Here is an example data frame:
df <- data.frame(col1=c("AB", "CD", "EF"), col2=c("AA", "BB", "CC"), col3=c("XX", "YY", NA))
And this is what the example data frame looks like:
col1 col2 col3
1 AB AA XX
2 CD BB YY
3 EF CC <NA>
This is what i want my data frame to look like:
col1 col2 col3
1 A B A A X X
2 C D B B Y Y
3 E F C C <NA>
Thanks in advance!
If it's as simple as you show this is an approach:
data.frame(lapply(df, function(x){
ifelse(is.na(x), NA,
paste(substring(x, 1, 1), substring(x, 2)))
}))
If your data.frame columns are all factors, then you can work on the levels
as.data.frame(lapply(df, function(x){
.l <- unlist(lapply(strsplit(levels(x),''), paste, collapse = ' '))
levels(x) <- .l
x}))
If your data.frame columns are character (stringsAsFactors = FALSE)

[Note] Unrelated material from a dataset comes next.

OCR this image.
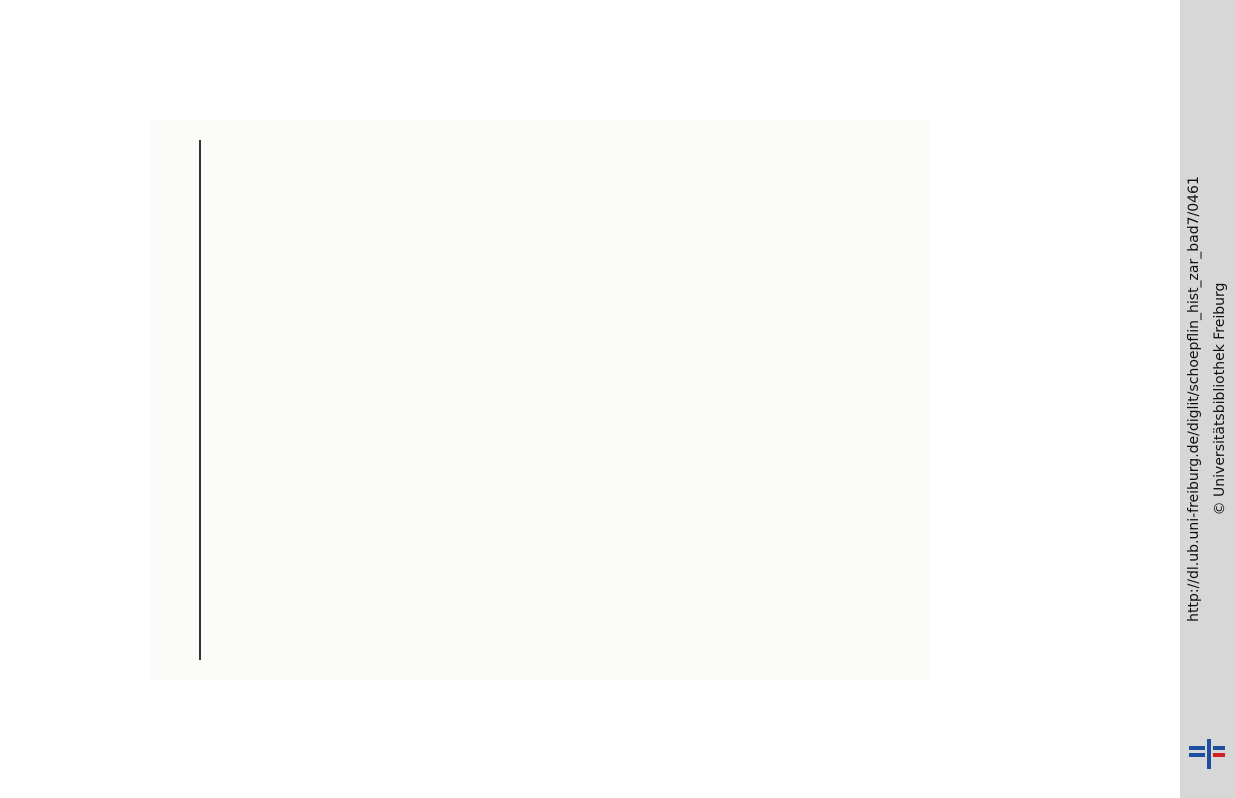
http://dl.ub.uni-freiburg.de/diglit/schoepflin_hist_zar_bad7/0461 © Universitätsbibliothek Freiburg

as.data.frame(lapply(df, function(x){
.l <- unlist(lapply(strsplit(x,''), paste, collapse = ' '))
.l
}))
Here's one way
df2 <- data.frame(lapply(df, function(x) {
levels(x) <- gsub("(.)(.)", "\\1 \\2", levels(x))
return(x)
}))
df2
# col1 col2 col3
# 1 A B A A X X
# 2 C D B B Y Y
# 3 E F C C <NA>
This of course relies on the assumption that, when creating the data.frame df the argument stringsAsFactors is TRUE.
Did you try this ?
df <- data.frame(col1=c("A B", "C D", "E F"), col2=c("A A", "B B", "C C"), col3=c("X X", "Y Y", NA))
I tried and I'm getting what you require, Seems to be too silly !
If you are getting the column values dynamically, guess you can use a paste appropriately along with strsplit
Example
x <- "AB"
strsplit(x, '')
[[1]]
[1] "A" "B"
Then you can use this and use paste appropriately